No dia 5 de setembro estes dois foram conduzidos ao mercado chamado Campo Fiore, e como nos tempos antigos os apóstolos se separaram dos fariseus e dos escribas, assim os nossos dois mártires partiram com ânimo alegre. Perugino foi primeiro enforcado, e perto de morrer a Deus se recomendou, exclamando: Deus, perdoa-lhes, porque não sabem o que fazem.

Depois dele veio Montalcino, o qual, aproximando-se do patíbulo, disse ao carnífice que fizesse sem demora o que lhe tinha sido ordenado, porque ao ver Perugino ser enforcado, o seu coração tinha desfalecido. Porém, se recompôs e pediu licença para falar. E depois que a multidão fez silêncio, disse estas palavras:

"Eterno, Omnipotente Deus, são tão grandes os meus pecados diante de ti, que nesta hora eu mereço não somente a morte do meu corpo, mas também a perdição eterna da minha alma. Ora, como vejo e sei que não posso confiar-me às minhas próprias forças, à minha justiça e às minhas obras impuras, venho a ti, confiando já não no meu mérito, mas na tua imerecida graça e misericórdia, nas tuas promessas; e pelos méritos do teu Unigénito e dilectíssimo Filho, nosso Senhor Jesus Cristo, peço-te e suplico-te de usar misericórdia para comigo, perdoando-me os meus pecados e socorrendo-me com a tua graça; pois eu sei que não queres a morte do pecador, mas que ele se converta e viva. Agora falta-me toda a ajuda e protecção por parte dos homens, os quais me abandonaram, e somente a ti me dirijo.
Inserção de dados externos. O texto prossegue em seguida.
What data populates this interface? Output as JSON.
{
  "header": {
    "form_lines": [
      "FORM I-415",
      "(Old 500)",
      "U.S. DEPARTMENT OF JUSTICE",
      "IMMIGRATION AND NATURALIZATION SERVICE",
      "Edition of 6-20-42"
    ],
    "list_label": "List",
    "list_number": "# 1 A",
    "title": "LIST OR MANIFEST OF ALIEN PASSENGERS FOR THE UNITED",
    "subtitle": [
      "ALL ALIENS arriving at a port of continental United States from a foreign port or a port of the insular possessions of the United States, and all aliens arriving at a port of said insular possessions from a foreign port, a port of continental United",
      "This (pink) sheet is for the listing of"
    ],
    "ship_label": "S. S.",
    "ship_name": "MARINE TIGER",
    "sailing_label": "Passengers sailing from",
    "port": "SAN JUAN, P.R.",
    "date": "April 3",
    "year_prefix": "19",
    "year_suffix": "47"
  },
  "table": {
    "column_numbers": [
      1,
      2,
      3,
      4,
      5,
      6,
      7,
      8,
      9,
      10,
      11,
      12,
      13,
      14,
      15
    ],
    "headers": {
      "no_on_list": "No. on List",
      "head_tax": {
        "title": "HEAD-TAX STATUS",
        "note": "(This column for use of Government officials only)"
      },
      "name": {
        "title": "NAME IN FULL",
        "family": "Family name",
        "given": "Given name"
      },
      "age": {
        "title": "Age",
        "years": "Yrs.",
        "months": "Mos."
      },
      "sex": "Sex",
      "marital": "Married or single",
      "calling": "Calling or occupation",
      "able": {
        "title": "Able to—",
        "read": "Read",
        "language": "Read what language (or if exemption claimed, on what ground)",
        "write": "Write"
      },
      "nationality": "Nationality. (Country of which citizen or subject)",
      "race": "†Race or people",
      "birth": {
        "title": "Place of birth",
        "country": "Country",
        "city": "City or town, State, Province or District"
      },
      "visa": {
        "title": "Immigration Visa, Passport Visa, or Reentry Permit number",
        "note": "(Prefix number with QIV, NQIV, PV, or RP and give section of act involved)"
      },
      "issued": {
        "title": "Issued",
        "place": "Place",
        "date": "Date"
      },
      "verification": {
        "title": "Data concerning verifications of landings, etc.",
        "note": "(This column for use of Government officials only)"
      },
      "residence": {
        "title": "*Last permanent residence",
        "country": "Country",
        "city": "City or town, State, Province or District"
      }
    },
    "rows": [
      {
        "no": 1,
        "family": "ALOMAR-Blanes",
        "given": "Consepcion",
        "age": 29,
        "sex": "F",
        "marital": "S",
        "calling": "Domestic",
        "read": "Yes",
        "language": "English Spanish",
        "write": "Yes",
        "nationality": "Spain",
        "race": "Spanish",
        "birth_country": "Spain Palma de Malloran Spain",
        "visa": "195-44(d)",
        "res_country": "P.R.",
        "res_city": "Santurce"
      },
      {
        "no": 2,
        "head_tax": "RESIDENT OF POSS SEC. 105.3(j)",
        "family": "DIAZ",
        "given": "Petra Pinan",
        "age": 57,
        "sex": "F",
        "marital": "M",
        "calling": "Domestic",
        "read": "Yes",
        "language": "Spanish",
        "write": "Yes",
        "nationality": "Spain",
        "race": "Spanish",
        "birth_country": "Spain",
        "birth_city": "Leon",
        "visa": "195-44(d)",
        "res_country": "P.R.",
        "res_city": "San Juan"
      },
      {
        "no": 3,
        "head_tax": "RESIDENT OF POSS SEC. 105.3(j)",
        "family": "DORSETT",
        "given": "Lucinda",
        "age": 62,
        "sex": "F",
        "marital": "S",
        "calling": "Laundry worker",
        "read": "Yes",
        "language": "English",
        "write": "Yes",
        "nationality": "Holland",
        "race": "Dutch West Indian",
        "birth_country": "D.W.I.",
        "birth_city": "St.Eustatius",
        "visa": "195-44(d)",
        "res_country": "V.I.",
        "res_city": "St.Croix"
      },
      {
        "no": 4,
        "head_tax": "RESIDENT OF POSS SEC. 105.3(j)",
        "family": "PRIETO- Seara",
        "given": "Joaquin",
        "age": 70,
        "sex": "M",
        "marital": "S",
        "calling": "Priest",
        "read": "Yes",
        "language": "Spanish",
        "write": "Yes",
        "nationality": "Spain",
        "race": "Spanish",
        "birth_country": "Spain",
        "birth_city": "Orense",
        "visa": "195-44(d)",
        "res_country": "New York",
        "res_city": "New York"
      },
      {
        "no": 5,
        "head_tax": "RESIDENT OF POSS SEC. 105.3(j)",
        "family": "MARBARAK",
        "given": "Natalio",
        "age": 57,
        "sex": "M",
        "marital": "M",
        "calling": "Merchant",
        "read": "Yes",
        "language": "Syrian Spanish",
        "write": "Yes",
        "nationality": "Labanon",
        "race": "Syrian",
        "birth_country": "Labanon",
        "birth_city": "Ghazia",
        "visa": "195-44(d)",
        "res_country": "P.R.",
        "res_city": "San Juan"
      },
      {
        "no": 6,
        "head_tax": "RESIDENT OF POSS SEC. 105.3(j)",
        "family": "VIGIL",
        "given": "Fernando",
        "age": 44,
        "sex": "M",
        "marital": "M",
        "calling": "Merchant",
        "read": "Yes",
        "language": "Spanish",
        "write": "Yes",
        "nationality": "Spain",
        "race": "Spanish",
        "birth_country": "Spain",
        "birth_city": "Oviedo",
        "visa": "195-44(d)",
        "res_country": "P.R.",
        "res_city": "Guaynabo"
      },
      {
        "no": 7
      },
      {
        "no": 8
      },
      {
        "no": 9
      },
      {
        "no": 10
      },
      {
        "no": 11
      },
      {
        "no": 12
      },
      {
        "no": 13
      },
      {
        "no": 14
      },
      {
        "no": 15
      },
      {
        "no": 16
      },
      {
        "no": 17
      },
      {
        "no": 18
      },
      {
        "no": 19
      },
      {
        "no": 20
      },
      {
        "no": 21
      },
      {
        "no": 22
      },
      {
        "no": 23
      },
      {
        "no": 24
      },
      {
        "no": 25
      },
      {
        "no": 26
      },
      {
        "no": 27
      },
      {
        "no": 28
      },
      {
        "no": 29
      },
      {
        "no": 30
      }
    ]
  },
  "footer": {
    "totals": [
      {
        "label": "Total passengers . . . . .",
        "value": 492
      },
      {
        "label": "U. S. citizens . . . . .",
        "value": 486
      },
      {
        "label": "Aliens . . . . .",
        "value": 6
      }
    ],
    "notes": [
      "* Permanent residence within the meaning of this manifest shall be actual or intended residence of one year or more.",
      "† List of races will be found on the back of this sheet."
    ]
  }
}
Tu és a minha rocha, tu és o meu repouso, a minha esperança e a minha protecção contra todos os meus inimigos, tanto conhecidos como desconhecidos. Esta é a minha completa opinião; a minha fé está sobre esta pedra e me atenho a esta coluna; que nem aflição, nem angústia, nem perseguição, nem perigo, nem espada, nem alguma criatura me separará do amor e da minha esperança em ti, que enviaste o teu Filho ao mundo para salvar os pecadores dos quais eu sou o primeiro. Nesta minha hora extrema não te apresento as minhas boas obras ou a minha justiça, mas os meus pecados e os meus delitos, para que sejam cobertos e lavados no sangue do teu unigénito Filho. Quero no presente que somente Cristo seja a minha satisfação, somente ele o meu mérito, a minha justiça. E te dou graças por este meu sofrimento e esta minha morte me ser agradável e leve, pois era a tua vontade que eu sofresse este martírio pelo teu nome e pela universal Igreja cristã".

Ora muitos, que estando perto tinham ouvido estas últimas palavras, o exortaram a nomear a Igreja romana em vez de a Igreja cristã universal. Mas ele respondeu que a Igreja de Cristo não está dividida em Igrejas romanas, napolitanas, venezianas ou milanesas, porque todas as verdadeiras Igrejas espalhadas aqui e ali no mundo formam uma só Igreja unida pela fé, a esposa dilecta de Cristo. Havendo então uma só Igreja, não se deveria dividir em várias fracções.

Quando ouviram estas coisas, exclamaram: Bem se vê que este frade está completamente podre. E Montalcino levantou os olhos ao céu e gritou três vezes em alta voz: Jesus! e imediatamente o carnífice o empurrou do cadafalso, o enforcou, depois acendeu o fogo por baixo.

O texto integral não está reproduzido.